I think here’s your culprit; it’s only mostly true. A coloring extension needs a strong AND a weak link. Usually unit seeing takes care of that for us, but the ends of an AIC don’t see each other – it’s possible (and common) for both to be true. That’s fine when the important thing about the chain is the toxic ends, but it’s a problem for a color network. People think of a strong link as including the weak one, but it’s really a separate thing superimposed on top.

Dov, you’re right that a slink is not always a wink. But do these examples make the case? The 9’s coloring in place, if 9r9c1 is false, the chain makes 4r9c2 true. And the reverse, for a strong link. That’s where the network is extended, green to blue. Then, the further extension by column slink colors 4r7c2 green. The weak link is required for the chain. The chain creates the coloring extension slink. Same for the other extension from green 9r7c4 to blue 2r8c5. Then a unit extension for the traps. Agree?

Sure, a false 9 makes for a true 4. The problem comes from the converse: a true 9 does not make for a false 4. That’s why the chain, while valid, doesn’t work to extend the colors.

Dov, this is very interesting. We agree the chain is valid. You’re saying it does not form a slink because a slink must also be a wink. But that requirement does not appear in the logical definition of a strong link.
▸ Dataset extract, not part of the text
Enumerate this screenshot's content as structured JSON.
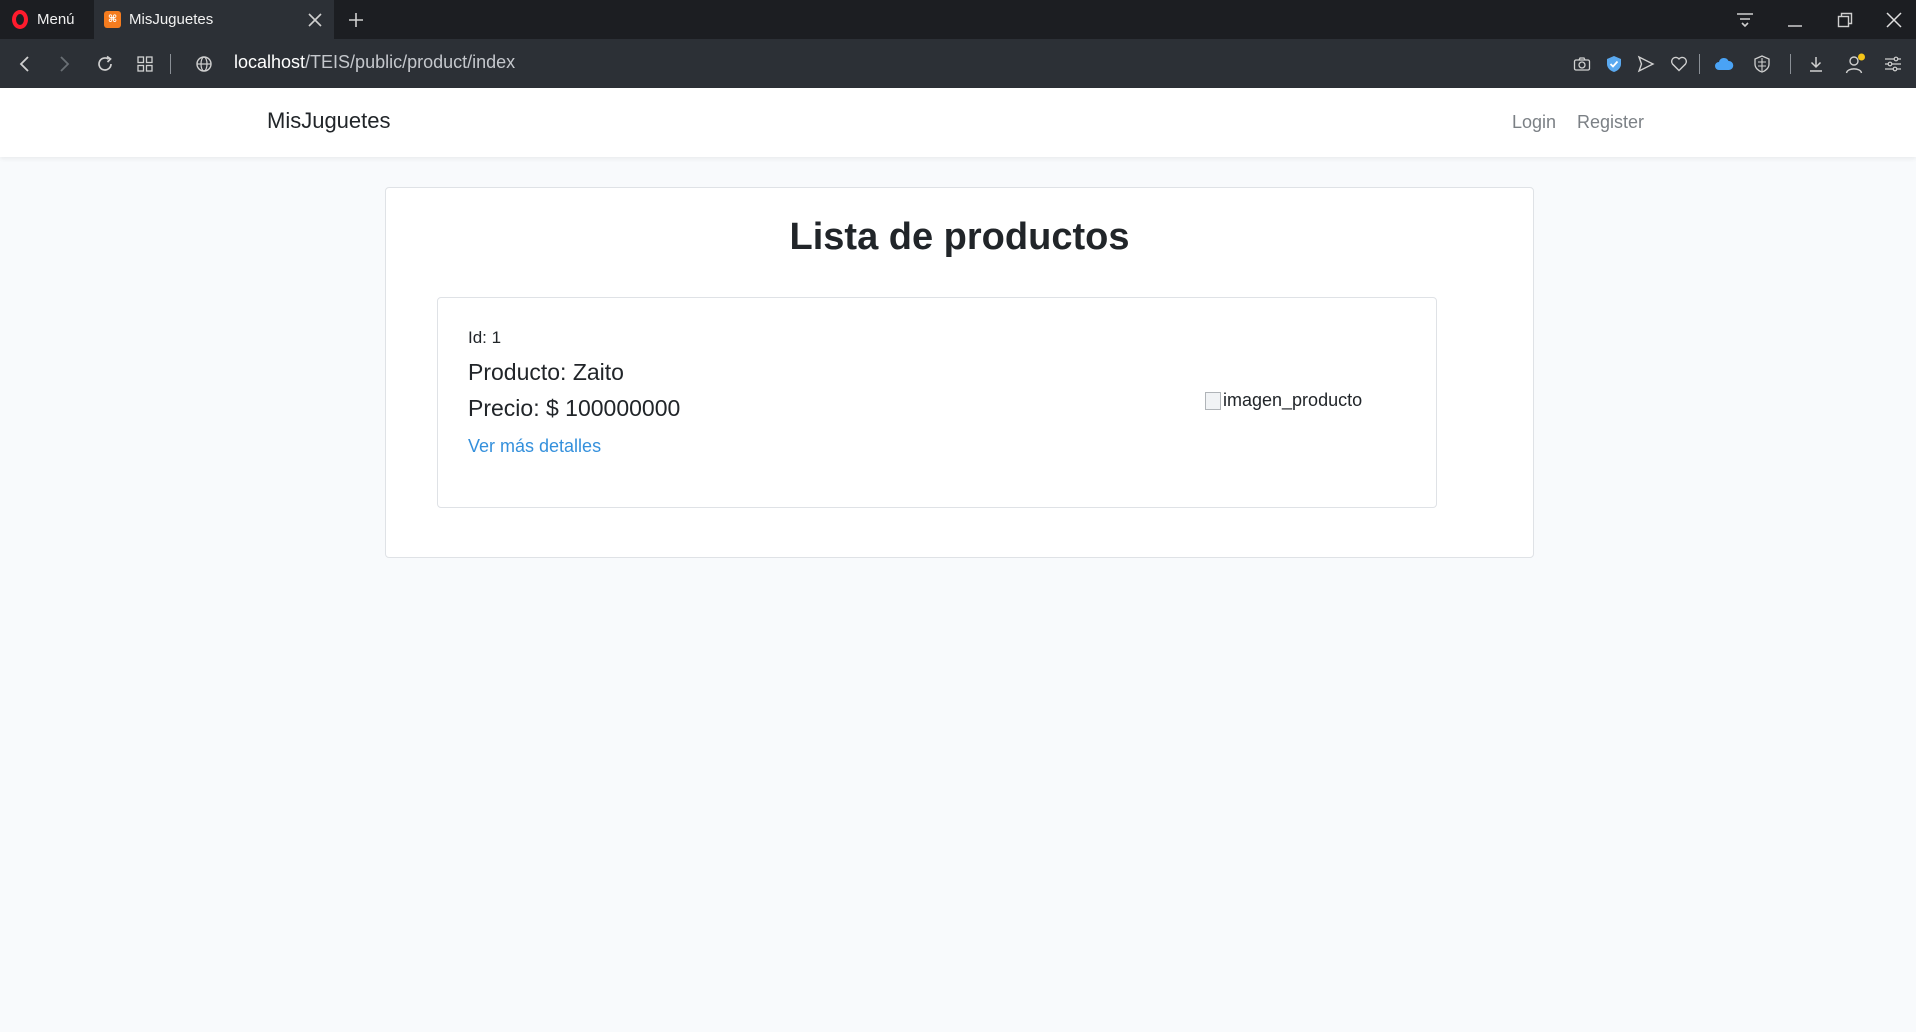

It happens to be true for unit slinks. Medusa coloring is based on the logical definition, and extensions are not limited to unit seeing. The reversal required here is for false blue 4 to make green 9 true. The 9 and 4 are a toxic set, but being two values in two cells, no candidate can possibly see them both. The coloring extension is from green 9 to blue 4 and the unit slinks take it from there.

Maybe some of the Stuart solver solutions have 1 or 2 in r7c2? That would make me wrong about coloring. A solution is a solution.